License-based Privacy: Technical Aspects

This document explores a way of making privacy work better on the web, in a way that is understandable to users and that imposes constraints as minimal as possible on authors and implementers.

Background

Privacy has been a hot topic in the Device APIs and Policy WG due to the sensitive nature of the information that our work intends to expose. Notably, we discussed it rather extensively during the first day of our March 2010 meeting in Prague.

The approach we've decided to take is to break the problem down into smaller, hopefully more manageable pieces:

How to define APIs in such a way that they are “naturally” privacy-friendly

This is similar to writing APIs in such a way that they are security-friendly; you can't keep people from being stupid if they insist on it, but you can at least make it so that they can only be stupid on purpose. For instance, if you're designing an API to access the user's address book, don't just give blanket access to all the contacts database but rather make it so that only information that is strictly required for the requestor to operate is provided, and that the user gets to choose this information in an understandable manner.

Only require from user-agents what, if anything, they can realistically enforce

While sitting around a table in a committee meeting it is very easy to implement pretty much anything. You want ice cream from your browser? Trivial: “A user-agent MUST provide the user with ice cream upon request.” While it is disingenuous to pretend that browsers are not part of the solution to the privacy problem (they are, after all, user agents) it is all too easy to just dump the problem on them. And given how slow browser churn is, any UA-based solution means a good decade will pass before the solution works.

Education & Outreach, similar to the accessibility efforts

WAI and the Web community at large have done a great job raising awareness about accessibility issues, and while we certainly do not live in a perfect world their effort has had a very measurable impact. There is therefore experience to be tapped in such an approach for the parts of the problem that depend on convincing people to do the right thing (which in some cases can be wide-ranging such as making script libraries support the solution directly, or various organisations enforce it internally).

A License Approach to Privacy

This is the part that is explored in this document. During the F2F, I floated the idea that privacy could be (at least in part) treated as a licensing issue. When you get content from someone, you get it under a license; so when you give your data to someone, couldn't it be provided under similar terms?

Starting from there, the next step is pretty obvious: could we have a simple, limited, easily explained vocabulary in a vein similar to Creative Commons? What's great with throwing ideas against the wall early in the morning without knowing whether they might be good or if they are alcohol induced, is that one often finds out that other people have had that idea before. This is very reassuring because it entails that either you've had a good idea, which is cause for celebration, or you've found new drinking buddies. The devil is, of course, in the details.

Licensing Information

There are many aspects that can be listed when it comes to what actions one may consider acceptable or not with given personal information. My goal is not to get into this discussion here; I will limit myself to noting that all proposals that I have seen so far still seem too complex to be comprehended.

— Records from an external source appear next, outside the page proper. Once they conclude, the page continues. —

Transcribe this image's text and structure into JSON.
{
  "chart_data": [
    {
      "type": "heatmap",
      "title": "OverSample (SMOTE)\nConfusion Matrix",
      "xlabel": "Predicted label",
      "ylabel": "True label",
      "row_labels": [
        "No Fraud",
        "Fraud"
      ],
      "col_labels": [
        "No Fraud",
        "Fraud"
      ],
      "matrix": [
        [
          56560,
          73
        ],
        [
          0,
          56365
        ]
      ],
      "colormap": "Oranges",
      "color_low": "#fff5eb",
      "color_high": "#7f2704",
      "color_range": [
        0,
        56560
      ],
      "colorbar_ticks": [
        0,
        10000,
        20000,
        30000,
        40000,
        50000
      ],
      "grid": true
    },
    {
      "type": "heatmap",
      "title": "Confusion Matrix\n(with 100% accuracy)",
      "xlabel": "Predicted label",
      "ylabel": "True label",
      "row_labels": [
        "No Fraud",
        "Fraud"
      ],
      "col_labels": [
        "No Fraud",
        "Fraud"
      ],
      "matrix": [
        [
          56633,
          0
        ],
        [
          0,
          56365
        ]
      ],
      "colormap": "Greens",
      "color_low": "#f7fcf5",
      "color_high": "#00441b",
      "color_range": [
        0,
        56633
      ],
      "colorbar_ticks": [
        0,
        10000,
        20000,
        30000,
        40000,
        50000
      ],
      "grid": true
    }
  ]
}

For the purpose of having concrete content to use in the examples below I devised a rather simple privacy licensing scheme intended primarily to be readable. Most notably I completely gloss over legal issues that vary across locales (e.g. in French law it's illegal not to make it possible for someone to update data concerning them). There are two actions that a service may take with one's data — retention and redistribution — and a modifier on both which is whether it will be in aggregate or not.

retention: Whether the service will keep your data around. This has three values: no (nr) which means that the data gets thrown away when your interaction session stops, short term (sr) which means that the service keeps the data for a limited time, and permanent (pr) which means that it will never forget it (or perhaps only in specific cases, such as account deletion).
redistribution: A simple boolean (red) indicating whether the information may be provided to third-parties whoever they are. Cases in which a service is forced to redistribute information (being held-up at gunpoint, being forced by a legal search, etc.) do not count as redistribution.
aggregate: Describes cases in which data is used but only in an aggregate manner. Your information is there but it cannot be traced back to you. An a is added to either of the previous tokens.

This yields a small set of simple codes. If you keep my data for three months, and show the anonymous countries from which your users come from on a publicly accessible map: sr-reda. If you want my name to generate anagrams but don't keep it: nr. If you're keeping my birthdate permanently but only using it to wish me a happy birthday: pr. If you're gathering my email address to sell it to spammers at every occasion: pr-red. If you're keeping a permanent, internal track of your users' first names: pra.

Implementation Options

This section lists all the various implementations options that can be thought of. This is just a first draft containing the ideas that I can think of off the top of my head. It is not complete. I have deliberately not filtered out anything.

Some of the solutions are service-initiated while some are user-initiated — it is not clear at this point where to best place the weight here. There may be room for more or less negotiated options, but those are likely to be more complex. Some options for how to handle this at the UI level are included as well.

Last update: 2010-04-01

Service-Initiated Options

Site policy in response headers

A site indicates its policy in its response headers, like P3P. For instance: Privacy: pr-red.

Pros: Metadata is made available.
Cons: Headers can be hard to configure for some users, and may not have the required granularity (e.g. two forms on the same page).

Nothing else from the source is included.